At least one of the men pictured in a brutal video depicting a shark being dragged by its tail behind a speeding boat has a history of posting troubling pictures of himself handling wildlife.
Florida wildlife officials investigating the video said Wednesday they have confirmed the identities of the men. They are not yet releasing their names while they look into the incident. But online commenters, who helped lead investigators to the group, singled out one as a Manatee County angler who in the past has repeatedly drawn protests for posting pictures of himself manhandling birds and fish.
In one, he dangles a spotted eagle ray from a rope. In another, he and friends grip a white pelican with its wings outstretched. Another post shows him holding two dead tarpon.
Florida Fish and Wildlife Conservation Commission investigators looked into the posts but ultimately filed no charges before closing their case in January, said spokesman Rob Klepper.
It’s also not clear whether the latest video breaks any laws, he said. Investigators are still trying to identify the species of shark and location of the video. It is believed to have happened off Florida’s West Coast.
“We’re trying to let our investigators do their work, and we don’t like to get out in front of them,” he said. “And we really appreciate the public’s help. We had a huge amount of tips come into our hotline, and it was really helpful.”
The video triggered outrage in Florida’s fishing community Tuesday after its creators sent it to Capt. Mark Quartiano, the celebrity Miami shark hunter known as Mark the Shark. Quartiano reposted the video on Instagram, slamming its content, and notified state wildlife officials.
“I don’t know what they expected me to do. Laugh it off and say nice work? Oh no, that’s not me,” Quartiano said. “I’ve killed tens of thousands of sharks but not tortured them, not inhumanely and not disrespected them like that.”

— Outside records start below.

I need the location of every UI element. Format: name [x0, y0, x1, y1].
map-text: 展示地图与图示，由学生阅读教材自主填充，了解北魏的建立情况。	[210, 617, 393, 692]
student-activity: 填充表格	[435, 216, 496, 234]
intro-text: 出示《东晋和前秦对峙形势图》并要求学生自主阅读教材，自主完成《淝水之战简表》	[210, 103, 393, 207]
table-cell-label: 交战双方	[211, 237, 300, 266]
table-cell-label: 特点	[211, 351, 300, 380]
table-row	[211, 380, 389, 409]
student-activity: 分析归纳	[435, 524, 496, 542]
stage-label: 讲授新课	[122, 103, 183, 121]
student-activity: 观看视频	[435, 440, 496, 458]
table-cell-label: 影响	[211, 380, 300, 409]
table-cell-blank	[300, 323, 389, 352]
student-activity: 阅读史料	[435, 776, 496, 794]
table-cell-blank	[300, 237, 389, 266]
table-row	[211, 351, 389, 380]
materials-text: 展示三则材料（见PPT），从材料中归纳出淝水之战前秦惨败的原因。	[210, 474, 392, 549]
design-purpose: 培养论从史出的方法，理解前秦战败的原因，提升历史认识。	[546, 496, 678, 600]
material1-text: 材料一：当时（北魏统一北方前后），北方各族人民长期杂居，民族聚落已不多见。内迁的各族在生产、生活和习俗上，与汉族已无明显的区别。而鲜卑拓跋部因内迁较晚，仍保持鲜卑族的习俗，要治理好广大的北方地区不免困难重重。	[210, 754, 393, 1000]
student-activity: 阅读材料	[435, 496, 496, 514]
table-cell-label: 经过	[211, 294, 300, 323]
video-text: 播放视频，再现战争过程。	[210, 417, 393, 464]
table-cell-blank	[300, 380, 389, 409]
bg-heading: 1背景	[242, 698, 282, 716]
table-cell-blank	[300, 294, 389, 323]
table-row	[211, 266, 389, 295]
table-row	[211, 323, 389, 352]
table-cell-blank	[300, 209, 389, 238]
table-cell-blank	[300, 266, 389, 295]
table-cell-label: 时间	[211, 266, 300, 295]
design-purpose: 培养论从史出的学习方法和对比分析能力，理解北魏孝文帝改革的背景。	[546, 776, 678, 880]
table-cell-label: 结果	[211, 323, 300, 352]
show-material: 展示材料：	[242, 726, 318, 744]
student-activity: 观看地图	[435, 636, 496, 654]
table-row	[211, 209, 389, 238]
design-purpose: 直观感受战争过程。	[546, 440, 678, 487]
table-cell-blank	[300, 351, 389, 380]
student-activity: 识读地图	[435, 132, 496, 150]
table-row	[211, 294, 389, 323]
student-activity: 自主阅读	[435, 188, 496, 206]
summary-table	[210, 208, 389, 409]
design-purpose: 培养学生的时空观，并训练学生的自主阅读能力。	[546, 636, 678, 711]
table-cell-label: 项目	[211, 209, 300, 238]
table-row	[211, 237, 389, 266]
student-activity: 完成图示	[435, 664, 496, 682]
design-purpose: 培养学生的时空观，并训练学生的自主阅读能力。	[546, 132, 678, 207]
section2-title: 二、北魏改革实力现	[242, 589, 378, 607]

Quartiano’s post noted that he had received the video from two Instagram accounts, @bearjew428 and @MICHAELWENZEL. Wenzel and his family did not respond to calls from the Miami Herald. His Instagram account was shut down Wednesday.
WFTS, an ABC television affiliate in Tampa, spoke to someone who went to school with Wenzel.
“I was very saddened by it and hurt just because I know him, and it was hard to see someone that I know do something like that, especially to marine wildlife,” Sydney Thomas told the station.
In the video, the three men point and smile as the shark, tied by its tail, is dragged behind the speeding boat, twisting and flopping in the boat’s wake. Quartiano said the shark, about six or seven feet long, looked to be a blacktip. The men also sent a picture of the shark’s mangled body taken afterward.
After Quartiano notified investigators, they asked him to leave the post online, hoping to generate tips. Quartiano’s followers quickly identified one of the participants, who they said is well known among Florida’s west coast anglers for posting images of himself with dead fish.